Depoimento: Gabriela Meneses

GabrielaA Gabriela Meneses é uma leitora querida que me ajudou até a atualizar o blog na época do concurso da Alepe em que muitos de vocês mandaram material para eu não deixar o blog sem postagens! Sempre me mandando informações de novas vagas, resultados de concursos…

Não precisa nem dizer dos pulinhos de alegria que dei quando ela me disse que tinha passado em primeiro lugar no concurso da Universidade Federal do Maranhão (UFMA). E olha que ela trabalhava, fazia cursinho… Viu que quando a gente tem vontade tudo dá certo?

A Gabi resolveu dividir com a gente sua experiência e nos contar algumas dicas de como conseguiu a tão sonhada aprovação!

Parabéns, Gabriela! E que venha logo sua nomeação! Boa sorte na sua nova vida!

“Faz muito tempo que prometi escrever este depoimento. E, agora, de férias, aguardando nomeação, resolvi fazer isso.

Bom, a minha história como concurseira começou em abril de 2013, quando larguei a redação de um jornal impresso após quatro anos de trabalho. Sou formada em Comunicação Social – Jornalismo desde 2009. E até então não queria fazer concursos. Mas a rotina da redação, com condições de trabalho bem complicadas (apesar de ser uma vivência apaixonante!), e a vontade de voltar a estudar me fizeram repensar e optar por essa possibilidade.

Logo que sai meu marido me incentivou a fazer um cursinho de Direito Constitucional, Administrativo, Português e Informática. Como tinha contas para pagar e casa para cuidar, não tive como deixar de trabalhar.
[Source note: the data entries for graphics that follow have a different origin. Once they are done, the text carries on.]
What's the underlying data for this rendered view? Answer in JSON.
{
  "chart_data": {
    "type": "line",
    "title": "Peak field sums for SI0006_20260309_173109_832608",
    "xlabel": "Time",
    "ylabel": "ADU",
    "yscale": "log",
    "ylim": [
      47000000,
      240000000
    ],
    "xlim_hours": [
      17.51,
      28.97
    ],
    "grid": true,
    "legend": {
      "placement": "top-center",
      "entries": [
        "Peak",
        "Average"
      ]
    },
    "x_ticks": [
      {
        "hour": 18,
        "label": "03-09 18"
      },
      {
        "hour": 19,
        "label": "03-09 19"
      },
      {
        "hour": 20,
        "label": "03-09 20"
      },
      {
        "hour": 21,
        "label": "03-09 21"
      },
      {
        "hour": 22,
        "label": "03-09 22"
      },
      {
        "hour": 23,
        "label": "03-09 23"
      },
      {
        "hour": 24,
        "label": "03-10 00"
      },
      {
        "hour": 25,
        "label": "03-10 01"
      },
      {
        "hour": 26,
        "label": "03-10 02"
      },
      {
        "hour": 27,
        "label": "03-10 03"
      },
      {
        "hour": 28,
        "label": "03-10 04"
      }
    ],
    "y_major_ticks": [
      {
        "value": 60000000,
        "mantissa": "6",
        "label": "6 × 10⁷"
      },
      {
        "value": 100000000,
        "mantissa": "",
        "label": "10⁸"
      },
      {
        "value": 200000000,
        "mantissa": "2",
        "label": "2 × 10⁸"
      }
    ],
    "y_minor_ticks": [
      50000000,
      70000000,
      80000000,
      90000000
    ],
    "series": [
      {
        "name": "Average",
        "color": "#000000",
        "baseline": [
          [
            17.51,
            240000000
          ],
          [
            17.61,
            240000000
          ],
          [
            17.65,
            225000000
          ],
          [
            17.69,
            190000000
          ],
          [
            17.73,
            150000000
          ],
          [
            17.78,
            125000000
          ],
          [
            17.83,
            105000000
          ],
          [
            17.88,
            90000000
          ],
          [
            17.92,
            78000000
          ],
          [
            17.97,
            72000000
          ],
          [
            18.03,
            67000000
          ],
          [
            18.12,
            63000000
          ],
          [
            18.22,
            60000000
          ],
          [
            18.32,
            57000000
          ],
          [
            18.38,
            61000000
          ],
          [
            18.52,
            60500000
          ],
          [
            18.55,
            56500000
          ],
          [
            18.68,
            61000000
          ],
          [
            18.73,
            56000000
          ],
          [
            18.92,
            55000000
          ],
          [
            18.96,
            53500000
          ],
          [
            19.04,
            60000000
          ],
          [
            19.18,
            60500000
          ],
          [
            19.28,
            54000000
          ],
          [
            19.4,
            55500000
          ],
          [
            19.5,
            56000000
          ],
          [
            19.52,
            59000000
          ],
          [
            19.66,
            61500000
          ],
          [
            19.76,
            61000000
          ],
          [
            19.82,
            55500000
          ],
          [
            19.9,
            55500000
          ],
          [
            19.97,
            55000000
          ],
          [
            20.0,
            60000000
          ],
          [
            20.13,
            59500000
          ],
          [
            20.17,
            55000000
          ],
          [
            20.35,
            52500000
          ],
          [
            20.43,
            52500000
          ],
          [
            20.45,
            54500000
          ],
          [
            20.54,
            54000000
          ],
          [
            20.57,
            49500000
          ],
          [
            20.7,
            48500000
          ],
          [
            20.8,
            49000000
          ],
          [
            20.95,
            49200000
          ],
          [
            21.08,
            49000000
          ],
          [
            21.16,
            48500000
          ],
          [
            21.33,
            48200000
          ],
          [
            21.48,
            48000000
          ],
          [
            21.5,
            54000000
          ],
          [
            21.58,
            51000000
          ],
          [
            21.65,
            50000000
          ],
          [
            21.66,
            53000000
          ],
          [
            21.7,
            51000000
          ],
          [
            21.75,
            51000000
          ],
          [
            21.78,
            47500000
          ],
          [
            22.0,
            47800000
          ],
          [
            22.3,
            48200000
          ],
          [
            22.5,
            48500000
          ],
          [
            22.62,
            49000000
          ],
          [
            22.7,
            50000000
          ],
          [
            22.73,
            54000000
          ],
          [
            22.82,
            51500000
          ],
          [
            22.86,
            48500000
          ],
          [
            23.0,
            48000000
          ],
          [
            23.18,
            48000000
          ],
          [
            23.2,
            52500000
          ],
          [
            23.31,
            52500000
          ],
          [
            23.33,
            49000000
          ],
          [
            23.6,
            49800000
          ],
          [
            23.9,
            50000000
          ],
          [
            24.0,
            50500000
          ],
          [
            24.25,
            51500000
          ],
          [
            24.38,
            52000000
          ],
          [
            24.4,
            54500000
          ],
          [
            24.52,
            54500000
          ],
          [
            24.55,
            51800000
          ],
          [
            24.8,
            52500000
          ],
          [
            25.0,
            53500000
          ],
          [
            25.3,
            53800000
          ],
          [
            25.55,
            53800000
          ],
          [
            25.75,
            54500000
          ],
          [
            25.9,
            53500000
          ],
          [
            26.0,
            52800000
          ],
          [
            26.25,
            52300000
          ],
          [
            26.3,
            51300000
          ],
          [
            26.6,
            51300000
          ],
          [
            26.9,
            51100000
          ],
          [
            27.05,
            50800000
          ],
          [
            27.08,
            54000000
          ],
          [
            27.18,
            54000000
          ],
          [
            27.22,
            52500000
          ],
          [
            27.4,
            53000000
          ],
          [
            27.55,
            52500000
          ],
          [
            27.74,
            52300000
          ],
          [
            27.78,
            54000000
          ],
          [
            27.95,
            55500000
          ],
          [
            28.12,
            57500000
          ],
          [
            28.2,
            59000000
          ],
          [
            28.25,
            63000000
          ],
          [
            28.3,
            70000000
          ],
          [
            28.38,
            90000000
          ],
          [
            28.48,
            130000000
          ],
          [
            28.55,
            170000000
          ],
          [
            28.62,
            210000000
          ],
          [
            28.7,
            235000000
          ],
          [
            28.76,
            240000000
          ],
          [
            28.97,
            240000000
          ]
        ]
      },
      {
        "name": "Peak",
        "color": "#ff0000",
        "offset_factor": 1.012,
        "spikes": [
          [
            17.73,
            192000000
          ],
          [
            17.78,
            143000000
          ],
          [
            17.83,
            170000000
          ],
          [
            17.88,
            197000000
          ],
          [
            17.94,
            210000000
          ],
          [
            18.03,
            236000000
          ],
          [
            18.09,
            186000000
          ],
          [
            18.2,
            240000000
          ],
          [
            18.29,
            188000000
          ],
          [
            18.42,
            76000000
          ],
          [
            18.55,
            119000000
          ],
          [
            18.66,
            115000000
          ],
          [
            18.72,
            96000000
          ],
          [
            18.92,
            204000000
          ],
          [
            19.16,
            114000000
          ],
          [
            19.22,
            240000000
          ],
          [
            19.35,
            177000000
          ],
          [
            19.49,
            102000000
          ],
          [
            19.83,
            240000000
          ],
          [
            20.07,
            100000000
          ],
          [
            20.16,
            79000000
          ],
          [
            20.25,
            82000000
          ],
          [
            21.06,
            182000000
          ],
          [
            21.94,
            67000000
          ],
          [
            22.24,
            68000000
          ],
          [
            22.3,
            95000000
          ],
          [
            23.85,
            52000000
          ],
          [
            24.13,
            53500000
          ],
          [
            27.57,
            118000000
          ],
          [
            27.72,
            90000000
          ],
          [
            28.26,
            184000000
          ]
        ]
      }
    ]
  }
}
Ao mesmo tempo, iniciei em uma assessoria de comunicação, onde ainda estou atualmente, aguardando a nomeação para a UFMA.

Apesar de ser um trabalho puxado em alguns momentos, eu tinha pelo menos os fins de semana livres e parte da manhã e da noite para estudar.

Na época, cogitei tentar concursos de nível médio, mas, com o tempo, achei que seria bem mais complicado sair da minha área de conhecimento. Como não tinha tanta motivação (nem disciplina, ainda. hehehehe) e os concursos não apareciam, eu só frequentava o cursinho e trabalhava. Estudar em casa sempre ficava para depois. Foi quando apareceu o concurso da Assembleia Legislativa do Rio Grande do Norte. Fiz a inscrição, mas, como o cursinho tomava meu tempo, não conseguia estudar.

Entre julho e agosto, as aulas foram finalizando. Corri para estudar o que podia, já que a prova seria no começo de setembro. As aulas no cursinho me ajudaram bastante na hora de ler o material (Constituições, Leis etc). Por isso, aqui vai uma dica. Não deixem de fazer cursinhos (presenciais, on line) de Direito, mesmo que estejam estudando só para concursos de Comunicação. As bancas estão cada vez mais exigentes, cobrando conteúdos diferenciados. Quem fez Alepe ou MPU, por exemplo, sabe bem disso.

Então, segui para a prova da AL-RN. Não fiquei classificada entre os 20 que teriam a redação corrigida, então não consegui saber até hoje qual foi minha classificação. Na prova geral, não fui tão ruim. Mas fui muito mal na específica. Cheguei a pensar: “Nossa, não vou passar nunca com essa pontuação nas questões de Comunicação”. Mas também não fiquei tão triste, porque sabia que não tinha estudando tanto. Depois disso, a batalha começou de verdade.

Comecei a estudar com bem mais foco os conteúdos específicos. Passei a ler as dicas desse blog (que ajudaram bastante, principalmente em relação aos materiais de estudo), imprimi diversas provas no PCI concursos, estudei por apostilas do Ponto dos Concursos (achei o método de ensino bacana, com aulas em PDF, já que prefiro ler a assistir a vídeos), tirei os livros, resumos e xerox da época da faculdade do armário, compartilhei materiais e recebi ajudas (existem muitos concurseiros solidários!) e passei a me inscrever em todos os concursos de Comunicação que apareciam pelo Nordeste (sou de Fortaleza-CE e não queria ir para tão longe).

Em outubro do ano passado, fiz MPU, UFC e INSS. No MPU, consegui o 3º lugar para Maceió. Fiquei muito feliz pelo ótimo resultado tão cedo. Já a UFC me desanimou bastante, porque fui muito mal e reprovei. Nunca foquei no INSS (antes e depois da anulação), mas, apesar de não ficar entre os aprovados, não tive um classificação tão ruim.

Em dezembro fiz o IFPB. Fiquei em 6º lugar e também estou no cadastro de reserva. Aí chegou 2014 e aquela vontade de passar aumentou. Eu ficava feliz pelos bons resultados, mas triste por achar que não ia passar daquilo e que nunca seria o primeiro lugar (quem faz concurso pra Comunicação sabe que a maioria só tem uma vaga. É uma tristeza, infelizmente!). Nesse período, chorei, disse que não ia mais estudar, me cansei bastante (já que estava conciliando com o trabalho)… Mas tive muito apoio de familiares e amigos.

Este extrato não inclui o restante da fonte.